Читаем Дорога в Средьземелье полностью

Однако в истории западной мысли всегда присутствовала и другая традиция. Правда, она никогда не имела «официального» статуса, зато сама собою, спонтанно, вырастает из повседневного опыта. Согласно этой традиции, никому не возбраняется пускаться в философские рассуждения по поводу природы зла, однако зло все–таки существует реально, и просто «отсутствием добра» называть его никак нельзя. Более того, злу можно сопротивляться, и более того — отказ от противления злу (в убеждении, что настанет день, когда Всемогущий Сам излечит все раны, нанесенные злом) является прямым нарушением долга. Опасность этой традиции в том, что она отдает манихейством — ересью, согласно которой Добро и Зло — равные по силе противоположности, а вселенная — место их битвы; правда, Инклинги [241], по–видимому, склонны были проявлять известную терпимость по отношению к этому взгляду на мир (224). Кроме того, вполне возможно представить себе концепцию зла, которая шла бы дальше Боэция, но останавливалась бы именно там, где начинается манихейство. Толкин встретился с такой концепцией в тексте, который знал очень хорошо, — в древнеанглийском переводе Боэция, сделанном лично королем Альфредом Великим [242].

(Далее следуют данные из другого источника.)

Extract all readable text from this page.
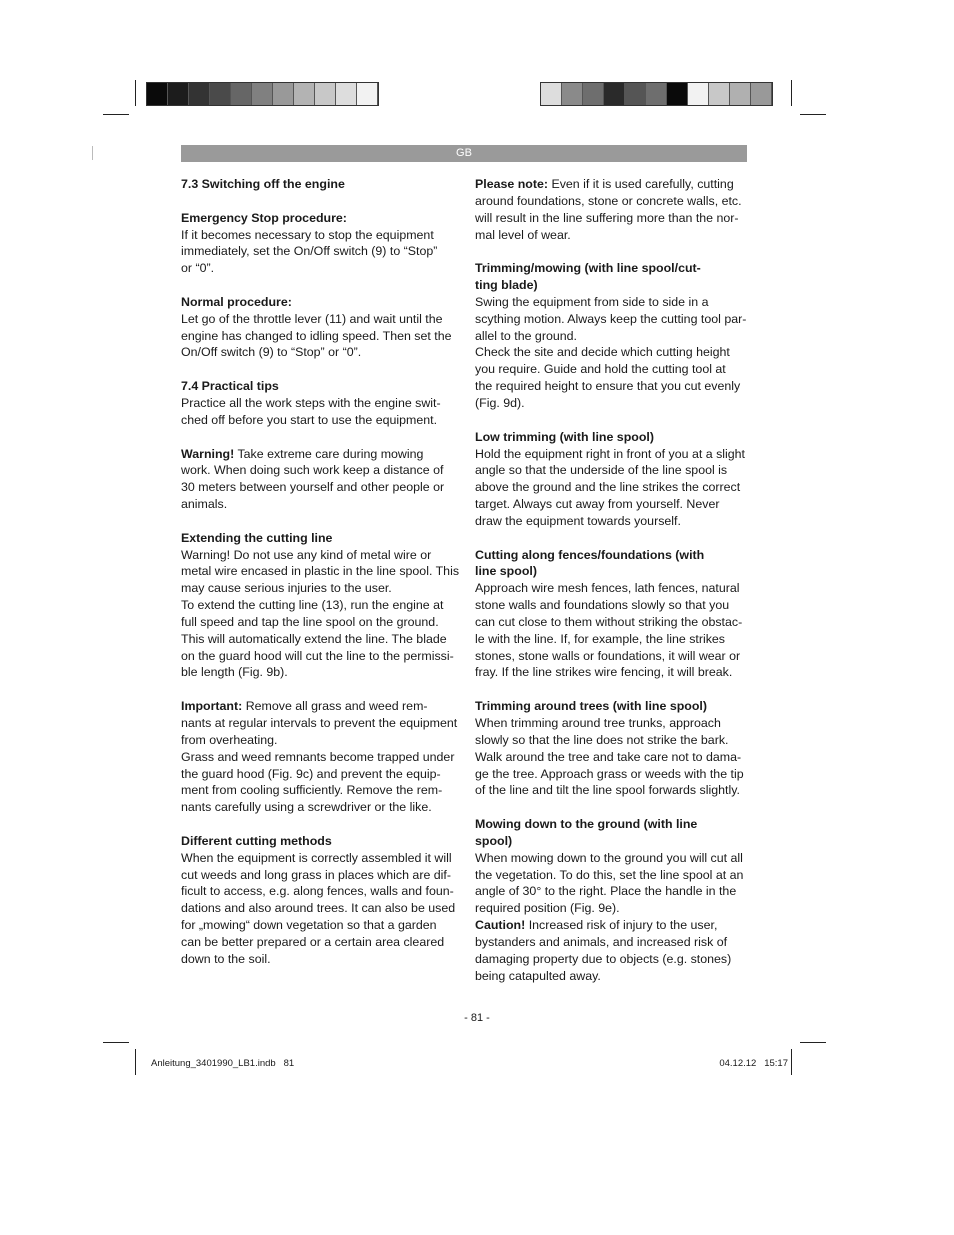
GB

7.3 Switching off the engine

Emergency Stop procedure:

If it becomes necessary to stop the equipment

immediately, set the On/Off switch (9) to “Stop”

or “0”.

Normal procedure:

Let go of the throttle lever (11) and wait until the

engine has changed to idling speed. Then set the

On/Off switch (9) to “Stop” or “0”.

7.4 Practical tips

Practice all the work steps with the engine swit-

ched off before you start to use the equipment.

Warning! Take extreme care during mowing

work. When doing such work keep a distance of

30 meters between yourself and other people or

animals.

Extending the cutting line

Warning! Do not use any kind of metal wire or

metal wire encased in plastic in the line spool. This

may cause serious injuries to the user.

To extend the cutting line (13), run the engine at

full speed and tap the line spool on the ground.

This will automatically extend the line. The blade

on the guard hood will cut the line to the permissi-

ble length (Fig. 9b).

Important: Remove all grass and weed rem-

nants at regular intervals to prevent the equipment

from overheating.

Grass and weed remnants become trapped under

the guard hood (Fig. 9c) and prevent the equip-

ment from cooling sufficiently. Remove the rem-

nants carefully using a screwdriver or the like.

Different cutting methods

When the equipment is correctly assembled it will

cut weeds and long grass in places which are dif-

ficult to access, e.g. along fences, walls and foun-

dations and also around trees. It can also be used

for „mowing“ down vegetation so that a garden

can be better prepared or a certain area cleared

down to the soil.

Please note: Even if it is used carefully, cutting

around foundations, stone or concrete walls, etc.

will result in the line suffering more than the nor-

mal level of wear.

Trimming/mowing (with line spool/cut-
ting blade)

Swing the equipment from side to side in a

scything motion. Always keep the cutting tool par-

allel to the ground.

Check the site and decide which cutting height

you require. Guide and hold the cutting tool at

the required height to ensure that you cut evenly

(Fig. 9d).

Low trimming (with line spool)

Hold the equipment right in front of you at a slight

angle so that the underside of the line spool is

above the ground and the line strikes the correct

target. Always cut away from yourself. Never

draw the equipment towards yourself.

Cutting along fences/foundations (with
line spool)

Approach wire mesh fences, lath fences, natural

stone walls and foundations slowly so that you

can cut close to them without striking the obstac-

le with the line. If, for example, the line strikes

stones, stone walls or foundations, it will wear or

fray. If the line strikes wire fencing, it will break.

Trimming around trees (with line spool)

When trimming around tree trunks, approach

slowly so that the line does not strike the bark.

Walk around the tree and take care not to dama-

ge the tree. Approach grass or weeds with the tip

of the line and tilt the line spool forwards slightly.

Mowing down to the ground (with line
spool)

When mowing down to the ground you will cut all

the vegetation. To do this, set the line spool at an

angle of 30° to the right. Place the handle in the

required position (Fig. 9e).

Caution! Increased risk of injury to the user,

bystanders and animals, and increased risk of

damaging property due to objects (e.g. stones)

being catapulted away.

- 81 -
Anleitung_3401990_LB1.indb   81	04.12.12   15:17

Это произведение замечательно многим, и прежде всего тем, что, хотя король Альфред продемонстрировал достаточное уважение к автору, которого переводил, он не страдал излишней скромностью и смело вставлял в текст свои собственные соображения. Более того, в отличие от Боэция королю Альфреду приходилось наблюдать зверства, которые совершали пираты–викинги по отношению к его беззащитным подданным, и, опять–таки в отличие от Боэция, ему приходилось прибегать к жестким методам борьбы со злом — например, вешать пленных викингов или мятежных монахов, а также, по всей вероятности, отдавать приказ, чтобы раненым пиратам, которые имели несчастье остаться на поле боя, перерезали горло. Все это не мешало Альфреду быть христианским королем. Более того, многие из оставшихся в истории его поступков заставляют предположить в нем чуть ли не донкихотскую способность прощать. Словом, деятельность короля Альфреда обнажает сильную сторону «героического» взгляда на зло и слабую сторону «боэцианского». Если зло для вас — просто внутренняя испорченность, нечто, заставляющее пожалеть того, кто ею затронут, нечто вредоносное скорее для самого злодея, нежели для его жертвы, то, возможно, философски вы вполне последовательны, но ваши взгляды обрекают на страдания других, ни в чем не виноватых людей, а они, возможно, вовсе не хотят приносить себя в жертву (например, древние англы, надо думать, совсем не рвались гибнуть от рук разбойников–викингов, а во времена, когда писался «Властелин Колец», никто не мечтал добровольно задохнуться в газовой камере). В 1930–е и 1940–е годы в правоту Боэция верить было особенно трудно. И все же от его теории нельзя просто отмахнуться.